Severe traumatic brain injury
Specifically, imaging tests conducted on 16 patients with acute severe traumatic brain injury; who were comatose and 16 match healthy controls provide an unprecedented three dimensional view of the brain that reveal a disruption of specific neuronal pathways connecting the brain stem to the thalamus; hypothalamus in comatose patients. It has know for decades that these pathways are important for consciousness in animals and humans; but no studies have conduct in the immediate period after brain injury; to examine whether disruption of these pathways is with coma.
The findings will be useful because predicting; which patients will recover consciousness; which will remain unconscious or severely disable; is a major challenge in the intensive care unit. “Clinicians currently lack tools to identify the neural network connections that have spared from injury and that could support recovery.
High resolution MRI
By mapping these connections with high resolution MRI while patients are in the intensive care unit; so they aim to provide families with a clearer picture of their loved ones’ chances of regaining consciousness,” said senior author Brian Edlow, MD, director of the Laboratory for Neuro Imaging of Coma and Consciousness; also associate director of the Center for Neurotechnology and Neurorecovery at MGH.

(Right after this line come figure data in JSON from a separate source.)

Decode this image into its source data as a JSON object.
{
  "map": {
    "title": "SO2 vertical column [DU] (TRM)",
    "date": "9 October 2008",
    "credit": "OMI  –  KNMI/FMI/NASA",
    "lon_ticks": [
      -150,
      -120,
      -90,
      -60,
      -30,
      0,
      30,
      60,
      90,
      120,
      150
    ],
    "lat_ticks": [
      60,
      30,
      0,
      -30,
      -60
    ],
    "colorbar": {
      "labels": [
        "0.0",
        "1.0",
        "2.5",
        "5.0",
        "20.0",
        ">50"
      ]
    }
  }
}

The researchers noted that all the comatose patients in the study eventually regained consciousness; indicating that they either had a relatively minor injury to this network or reestablish network function with the remaining structural connections. “Sorting out these recovery mechanisms is a focus of our lab; both to provide prognostic guidance for families and therapeutic targets for patients,” said Snider. “The imaging methods that we implemented in this study provide an opportunity to advance the study of human coma and consciousness,” said Edlow.